Something very interesting is happening (I can post the code if necessary). Here’s what’s going on.
I loaded a very high poly crazy 3D scan into my babylon VR environment. When I look at the scan, there is terrible frame-lagging. OK, I thought to myself; damn it, we’re in that situation where I have to make my object look bad by reducing it’s polygons. BUT THEN, I noticed that when I touched the joystick and created the blue teleport donate, I had zero frame lag.
Alright, I thought, maybe this is a picking problem? So I disabled this:
// let observers = {};
// let meshesUnderPointer = {};
// const tmpVec = new BABYLON.Vector3();
// const tmpRay = new BABYLON.Ray();
// tmpRay.origin = new BABYLON.Vector3();
// tmpRay.direction = new BABYLON.Vector3();
// let lastTimestamp = 0;
// const oldPos = new BABYLON.Vector3();
// const bullets = [];
But, still the same problem remains. So, my question is how do I discover what is killing the frame rate? Is it still trying to “pick” meshes somehow? There must be a way to do high polygon meshes in the quest. I am using the babylonjsvr physics example; I hacked and modded it.
I could imagine a scenario where I have some high poly mesh areas and I disable picking, and I have other low poly mesh areas, where I enable picking. <-- if I’m right.
I can only assume that it is the pointer selection feature that’s causing this, since it runs the pointer move (and picking) on each frame on each hand.
Try disabling the pointer selection (xrHelper.pointerSelection.detach() would be the quickest way) and see if it helps. I doubt it’s the physics, unless you - (1) enabled it and (2) set the mesh to have a MeshImpostor
xr.baseExperience.sessionManager.onXRSessionInit.add(initHelper);
async function initHelper(){
var xrHelper = await scene.createDefaultXRExperienceAsync();
xrHelper.pointerSelection.detach()
}
I think I used this correctly, yes?
I just checked it an it still gets way laggy when I go “inside” my big complicated mesh… But, when I put my thumb down and create the teleport donut, I can see everything with zero lag.
Any other insights about what to check on, try out?
This is the pointer selection for sure.

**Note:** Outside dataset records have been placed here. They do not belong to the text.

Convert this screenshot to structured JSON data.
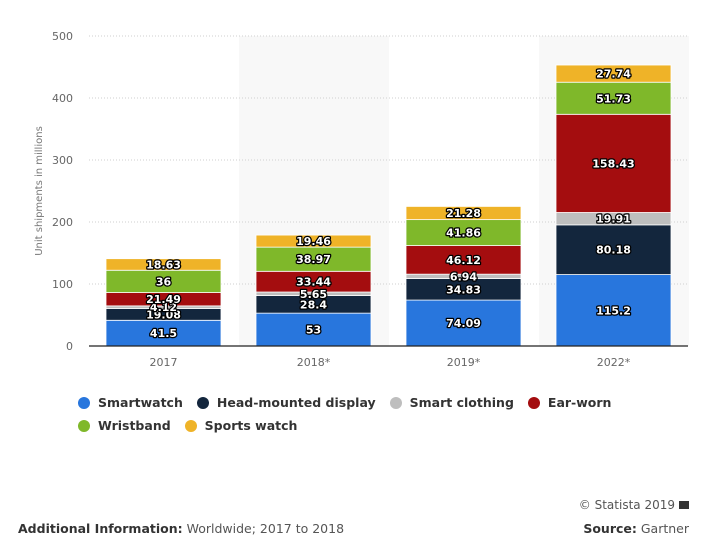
{
  "chart_data": {
    "type": "bar",
    "stacked": true,
    "title": "",
    "xlabel": "",
    "ylabel": "Unit shipments in millions",
    "ylim": [
      0,
      500
    ],
    "yticks": [
      0,
      100,
      200,
      300,
      400,
      500
    ],
    "grid": true,
    "legend_position": "bottom",
    "categories": [
      "2017",
      "2018*",
      "2019*",
      "2022*"
    ],
    "forecast_categories": [
      "2018*",
      "2022*"
    ],
    "series": [
      {
        "name": "Smartwatch",
        "color": "#2876dd",
        "values": [
          41.5,
          53,
          74.09,
          115.2
        ]
      },
      {
        "name": "Head-mounted display",
        "color": "#13263d",
        "values": [
          19.08,
          28.4,
          34.83,
          80.18
        ]
      },
      {
        "name": "Smart clothing",
        "color": "#bebebe",
        "values": [
          4.12,
          5.65,
          6.94,
          19.91
        ]
      },
      {
        "name": "Ear-worn",
        "color": "#a40d0f",
        "values": [
          21.49,
          33.44,
          46.12,
          158.43
        ]
      },
      {
        "name": "Wristband",
        "color": "#7fb82a",
        "values": [
          36,
          38.97,
          41.86,
          51.73
        ]
      },
      {
        "name": "Sports watch",
        "color": "#efb328",
        "values": [
          18.63,
          19.46,
          21.28,
          27.74
        ]
      }
    ],
    "data_labels": [
      [
        "41.5",
        "53",
        "74.09",
        "115.2"
      ],
      [
        "19.08",
        "28.4",
        "34.83",
        "80.18"
      ],
      [
        "4.12",
        "5.65",
        "6.94",
        "19.91"
      ],
      [
        "21.49",
        "33.44",
        "46.12",
        "158.43"
      ],
      [
        "36",
        "38.97",
        "41.86",
        "51.73"
      ],
      [
        "18.63",
        "19.46",
        "21.28",
        "27.74"
      ]
    ]
  },
  "footer": {
    "copyright": "© Statista 2019",
    "flag_icon": "flag-icon",
    "additional_info_label": "Additional Information:",
    "additional_info_value": " Worldwide; 2017 to 2018",
    "source_label": "Source:",
    "source_value": " Gartner"
  }
}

Try disabling it completely (featuresManager.disableFeature), or detach it right after the scene is initialized. the teleportation detaches and and reattaches during its operation
chrome has some very powerful profiling tools, if you’re unsure where the time is being used I would start with those (it’s not particularly easy to use, but there are a number of online tutorials to take you through enough of the basics to get an accurate accounting of where the time is spent).
(1.) I know that it is the behavior of the pointer selection mechanism that is causing the lag.
(2.) I know that I disable the pointer selection mechanism on XRframeinit
(3.) When I load into the space I see no rays popping out from my controllers; however,
(4.) After I teleport, the rays come back, and I think I’m lagging again because of this.
So, to summarize, I know the pointer selection mechanism is causing the problem; it appears to be disabled on start, but re-enabled by teleportation. How do I tell it to be permanently off?
Here’s my code:
xr.baseExperience.sessionManager.onXRSessionInit.add(initHelper);
function initHelper(){
const fm = xr.baseExperience.featuresManager;
fm.disableFeature(BABYLON.WebXRFeatureName.POINTER_SELECTION);
fm.disableFeature(BABYLON.WebXRFeatureName.PHYSICS_CONTROLLERS);
console.log(fm)
}
(Oh, you can see in the terminal print out that it is definitely off on start).
(And, as before, whenever I hold the joystick and make the teleport ray, there’s no lag).
“https://preview.babylonjs.com/babylon.js” <-- I’m pulling in from here; I’m not sure what version this is. Is there a way to search source code like this for a version?
I am using the physics VR sketch; I hacked that example, so I was experimenting with turning physics on and off, but I don’t think it makes a difference for my problem.
If you disable a feature it will be set as disposed and will not re-attach. You can also set the selection feature to null (was only possible in javascript so far due to TS - type-safety)
So, I just went inside and I did not see the rays. I also changed meshes to a medium poly mesh (rather than an insane hyper high poly mesh); so, everything is working. Right now, I’m exploring how large/vast I can make the world. Right now, the buildings look a couple “miles” away from each other, but you can wander to them (pretty wild)!